F.B. “Sono onnivoro, leggo di tutto. Da Hemingway a Biamonti, da Ellroy a Ellis. Gli scrittori che apprezzo sono quelli che leggo. Non so a chi assomiglio, non è compito mio dirlo. So solo a chi vorrei assomigliare. Se proprio devo fare qualche nome credo di dovere qualchecosa a Lucarelli, a Chandler, a Soriano. Fatte le debite distanze, per carità! Ma forse devo ancora di più a Genova. È una città che mi ha cambiato profondamente”.

 

G.F. “Come giudica il panorama letterario italiano contemporaneo? Avverte l’assenza di un movimento di riferimento o di artisti carismatici, o crede invece che questa assenza sia fondamentale per permettere a nuovi autori di emergere?”

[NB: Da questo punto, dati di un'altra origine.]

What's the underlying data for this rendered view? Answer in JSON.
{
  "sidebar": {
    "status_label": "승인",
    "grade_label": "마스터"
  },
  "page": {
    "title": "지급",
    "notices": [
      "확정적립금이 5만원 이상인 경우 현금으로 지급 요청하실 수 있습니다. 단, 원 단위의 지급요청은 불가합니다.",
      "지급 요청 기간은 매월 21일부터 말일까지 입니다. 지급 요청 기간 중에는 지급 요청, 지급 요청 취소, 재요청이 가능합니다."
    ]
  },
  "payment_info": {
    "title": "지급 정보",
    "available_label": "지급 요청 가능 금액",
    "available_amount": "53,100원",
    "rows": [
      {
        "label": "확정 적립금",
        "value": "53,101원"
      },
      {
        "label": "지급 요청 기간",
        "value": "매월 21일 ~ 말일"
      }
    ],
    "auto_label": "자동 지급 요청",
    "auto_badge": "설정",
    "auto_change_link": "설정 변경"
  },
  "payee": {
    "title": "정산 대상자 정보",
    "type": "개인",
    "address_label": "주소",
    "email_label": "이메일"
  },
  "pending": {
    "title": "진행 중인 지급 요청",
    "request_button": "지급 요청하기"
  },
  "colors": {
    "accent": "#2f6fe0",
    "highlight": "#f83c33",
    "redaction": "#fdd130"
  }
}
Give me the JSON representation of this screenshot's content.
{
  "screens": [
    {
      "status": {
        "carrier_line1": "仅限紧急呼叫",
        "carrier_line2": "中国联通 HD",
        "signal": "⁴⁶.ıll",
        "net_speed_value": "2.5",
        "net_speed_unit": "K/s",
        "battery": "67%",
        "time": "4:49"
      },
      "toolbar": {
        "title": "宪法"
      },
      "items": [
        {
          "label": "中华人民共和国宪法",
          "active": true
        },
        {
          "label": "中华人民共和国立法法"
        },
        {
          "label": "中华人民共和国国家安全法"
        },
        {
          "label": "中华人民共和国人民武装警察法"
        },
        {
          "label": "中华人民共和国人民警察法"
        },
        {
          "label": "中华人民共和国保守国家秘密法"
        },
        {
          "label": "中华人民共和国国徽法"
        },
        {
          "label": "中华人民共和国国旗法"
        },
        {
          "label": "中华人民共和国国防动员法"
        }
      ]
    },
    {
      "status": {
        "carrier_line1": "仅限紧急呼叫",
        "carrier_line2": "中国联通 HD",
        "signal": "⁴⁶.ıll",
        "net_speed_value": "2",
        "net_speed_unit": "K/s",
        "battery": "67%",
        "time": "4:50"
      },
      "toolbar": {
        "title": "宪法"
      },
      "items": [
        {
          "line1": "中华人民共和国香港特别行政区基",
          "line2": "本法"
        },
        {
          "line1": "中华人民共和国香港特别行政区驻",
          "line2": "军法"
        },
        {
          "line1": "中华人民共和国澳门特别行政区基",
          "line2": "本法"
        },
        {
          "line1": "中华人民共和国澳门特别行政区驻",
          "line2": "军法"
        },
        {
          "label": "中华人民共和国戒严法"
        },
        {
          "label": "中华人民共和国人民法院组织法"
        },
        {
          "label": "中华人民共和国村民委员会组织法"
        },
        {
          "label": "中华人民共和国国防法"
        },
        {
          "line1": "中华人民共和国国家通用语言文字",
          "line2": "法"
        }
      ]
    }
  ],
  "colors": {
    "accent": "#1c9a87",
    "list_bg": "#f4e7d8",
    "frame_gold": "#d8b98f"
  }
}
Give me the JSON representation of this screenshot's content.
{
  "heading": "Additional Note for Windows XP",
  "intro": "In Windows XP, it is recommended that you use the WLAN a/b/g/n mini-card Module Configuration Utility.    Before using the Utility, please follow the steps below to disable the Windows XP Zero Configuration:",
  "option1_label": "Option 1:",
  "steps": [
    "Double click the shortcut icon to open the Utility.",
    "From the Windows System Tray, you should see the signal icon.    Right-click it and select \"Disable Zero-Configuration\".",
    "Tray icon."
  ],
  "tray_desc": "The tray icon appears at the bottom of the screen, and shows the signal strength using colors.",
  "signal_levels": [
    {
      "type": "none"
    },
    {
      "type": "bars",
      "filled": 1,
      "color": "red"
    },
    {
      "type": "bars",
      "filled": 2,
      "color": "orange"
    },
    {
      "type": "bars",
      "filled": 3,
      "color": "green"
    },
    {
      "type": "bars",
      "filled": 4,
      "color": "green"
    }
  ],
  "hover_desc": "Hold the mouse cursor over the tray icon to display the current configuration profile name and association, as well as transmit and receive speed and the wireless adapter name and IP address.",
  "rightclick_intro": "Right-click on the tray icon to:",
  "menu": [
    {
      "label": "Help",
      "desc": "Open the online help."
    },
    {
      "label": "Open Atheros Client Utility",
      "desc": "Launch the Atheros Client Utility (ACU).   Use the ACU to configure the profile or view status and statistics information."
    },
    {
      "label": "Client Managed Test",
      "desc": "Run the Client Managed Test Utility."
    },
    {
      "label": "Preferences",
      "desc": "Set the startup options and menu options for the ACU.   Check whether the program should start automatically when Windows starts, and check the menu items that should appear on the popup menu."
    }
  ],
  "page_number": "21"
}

F.B. “Gli scrittori buoni ci sono, purtroppo è difficile trovarli in mezzo a libri della Nutella e spazzatura di vario genere. Il fatto è che c’è poco ricambio. Credo che su questo punto Giulio Mozzi abbia visto giusto. ‘Negli anni novanta tutti gli editori erano in cerca di scrittori giovani. Oggi gli scrittori giovani ci sono già e costituiscono un blocco di potere’. Anche nell’editoria ci sono delle ‘fasi’. E nelle fasi di consolidamento del ‘potere’ è sicuramente più difficile inserirsi”.

 

G.F. “Qual è, o quale le sembra potrà essere, l’influenza della rete sull’editoria italiana? Crede che la rete potrà rivitalizzare la nostra stanca e statica editoria?”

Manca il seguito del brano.